The shofar itself is a sequence of cries. It was sounded when the Torah was given. A midrash tells us that the people's souls flew out of them. The experience of receiving the Torah was an experience of terror: a trembling, a shaking, a fire. Shofar has a burning sound of urgency and fear. In fact the Hebrew word for burning (srifa) is close to the word for shofar. Yet the shofar is also sounded as a cry for war. In that wordless cry there is power.

The purpose of the tears is to be shocked, not into complacency but into elevation.

The shofar tells us that inside of all of us there is a place of darkness, of shock, of tears. But the shofar also reminds us of the word shipur, to improve, to get better. The shofar is supposed to remind us of the fact that Yitzhak was spared, that a ram was offered instead of a man. That is the purpose of the tears, of the wordless cry. Not to surrender to despair. To be shocked, not into complacency but into elevation, into making our lives an offering -- not by dying but by living and loving God.

It's not surprising that the sages tell us that the shofar will be blown at the end of days and to announce the resurrection of the dead. It is a link from Abraham to the giving of the Torah to the Messiah. It forms an aural chain through history, and a wake up call, as the Jews are supposed to be a wake up call. Wake up and see God's majesty in the world.

So the shofar is made of an animal's horn. Take God's creation -- the animal and the human together. And take the voice -- the breath that God blew into man, and make it manifest. Take what is invisible and bring it to life. Let God's voice speak in the shofar. Take that which is tied to the realm of animal and nature, and make it holy.

But the first step is the wordless cry. The Baal Shem Tov said: "The master key is the broken heart. When a man truthfully breaks his heart before God, he can enter into all the gates of the apartments of the King above all Kings, the Holy One, Blessed be He" (Ohr Yesharim). That cry is the broken heart. That is the cry of all of the mothers mentioned in the Torah and Haftorah readings on Rosh Hashana: Chana, Rachel, Sarah, and Hagar.

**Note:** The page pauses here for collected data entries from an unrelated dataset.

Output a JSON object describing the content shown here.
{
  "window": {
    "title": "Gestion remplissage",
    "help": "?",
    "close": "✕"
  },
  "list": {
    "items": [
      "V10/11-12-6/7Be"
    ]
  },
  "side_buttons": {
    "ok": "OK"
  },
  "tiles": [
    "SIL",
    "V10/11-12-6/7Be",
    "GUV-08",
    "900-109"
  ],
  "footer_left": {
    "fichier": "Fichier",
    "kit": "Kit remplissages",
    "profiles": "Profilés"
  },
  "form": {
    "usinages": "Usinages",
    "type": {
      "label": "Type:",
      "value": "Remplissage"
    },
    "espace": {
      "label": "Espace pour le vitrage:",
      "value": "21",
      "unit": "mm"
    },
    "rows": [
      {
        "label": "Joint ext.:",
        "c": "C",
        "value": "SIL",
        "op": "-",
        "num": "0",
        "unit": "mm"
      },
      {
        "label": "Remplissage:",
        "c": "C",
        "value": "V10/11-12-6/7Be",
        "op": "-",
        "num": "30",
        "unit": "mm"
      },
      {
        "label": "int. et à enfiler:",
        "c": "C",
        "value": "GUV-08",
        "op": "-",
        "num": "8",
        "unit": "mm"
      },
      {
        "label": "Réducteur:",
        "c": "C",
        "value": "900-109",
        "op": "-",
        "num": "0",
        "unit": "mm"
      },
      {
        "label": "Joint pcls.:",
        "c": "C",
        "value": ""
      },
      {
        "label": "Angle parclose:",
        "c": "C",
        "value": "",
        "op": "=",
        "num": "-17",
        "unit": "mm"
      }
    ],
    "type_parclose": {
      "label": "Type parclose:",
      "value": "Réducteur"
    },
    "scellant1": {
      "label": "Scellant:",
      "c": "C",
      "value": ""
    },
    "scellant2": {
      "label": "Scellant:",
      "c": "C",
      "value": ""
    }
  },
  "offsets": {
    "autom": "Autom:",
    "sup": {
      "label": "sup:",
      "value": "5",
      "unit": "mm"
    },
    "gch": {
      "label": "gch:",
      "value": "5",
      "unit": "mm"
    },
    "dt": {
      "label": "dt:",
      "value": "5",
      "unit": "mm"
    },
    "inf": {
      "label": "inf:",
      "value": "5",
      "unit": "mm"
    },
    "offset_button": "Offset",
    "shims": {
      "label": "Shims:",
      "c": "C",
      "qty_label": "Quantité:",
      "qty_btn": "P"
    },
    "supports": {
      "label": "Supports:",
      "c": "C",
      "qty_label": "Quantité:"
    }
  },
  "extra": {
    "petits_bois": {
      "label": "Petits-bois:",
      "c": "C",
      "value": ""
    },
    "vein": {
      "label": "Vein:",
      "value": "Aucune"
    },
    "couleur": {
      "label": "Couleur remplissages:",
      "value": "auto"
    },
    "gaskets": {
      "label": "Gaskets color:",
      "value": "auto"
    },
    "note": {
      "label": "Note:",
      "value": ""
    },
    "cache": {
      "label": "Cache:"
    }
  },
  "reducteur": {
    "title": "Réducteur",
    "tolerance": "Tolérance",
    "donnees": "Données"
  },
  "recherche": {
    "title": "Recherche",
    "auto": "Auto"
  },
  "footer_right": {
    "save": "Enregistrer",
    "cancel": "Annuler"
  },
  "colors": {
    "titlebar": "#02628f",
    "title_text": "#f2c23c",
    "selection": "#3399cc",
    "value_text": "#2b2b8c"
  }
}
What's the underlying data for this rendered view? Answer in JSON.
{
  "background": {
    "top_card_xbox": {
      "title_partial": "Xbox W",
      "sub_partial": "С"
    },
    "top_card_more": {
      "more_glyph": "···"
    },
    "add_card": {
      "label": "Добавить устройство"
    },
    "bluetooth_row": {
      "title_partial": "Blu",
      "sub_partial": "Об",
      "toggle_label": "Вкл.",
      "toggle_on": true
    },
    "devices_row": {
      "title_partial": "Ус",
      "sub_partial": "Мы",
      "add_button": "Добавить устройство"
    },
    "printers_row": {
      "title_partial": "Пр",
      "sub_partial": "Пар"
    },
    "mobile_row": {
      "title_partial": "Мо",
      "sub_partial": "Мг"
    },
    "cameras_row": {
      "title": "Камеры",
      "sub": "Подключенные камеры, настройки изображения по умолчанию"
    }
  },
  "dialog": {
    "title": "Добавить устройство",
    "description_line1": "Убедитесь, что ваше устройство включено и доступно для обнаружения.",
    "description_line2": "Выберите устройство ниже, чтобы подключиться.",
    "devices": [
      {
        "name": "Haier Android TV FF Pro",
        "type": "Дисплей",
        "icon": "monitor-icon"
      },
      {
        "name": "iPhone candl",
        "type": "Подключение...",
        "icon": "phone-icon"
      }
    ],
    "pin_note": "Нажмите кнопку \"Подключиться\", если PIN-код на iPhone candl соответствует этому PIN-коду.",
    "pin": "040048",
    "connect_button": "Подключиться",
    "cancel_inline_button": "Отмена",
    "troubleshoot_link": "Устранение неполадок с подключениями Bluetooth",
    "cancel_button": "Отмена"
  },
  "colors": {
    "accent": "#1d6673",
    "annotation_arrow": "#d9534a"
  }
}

But the point is not the broken heart. The point is the redemption. The shofar is the voice of a greater truth. From the narrow opening of the shofar, comes the wide expanse of relief. Rachel's children will return to her borders. The mother's primal wrenching cry will be met with God's compassion. Our hope is that God will also cry for us, his children, that he will have mercy on us, and see us as a mother sees her child, perfect despite all of our faults.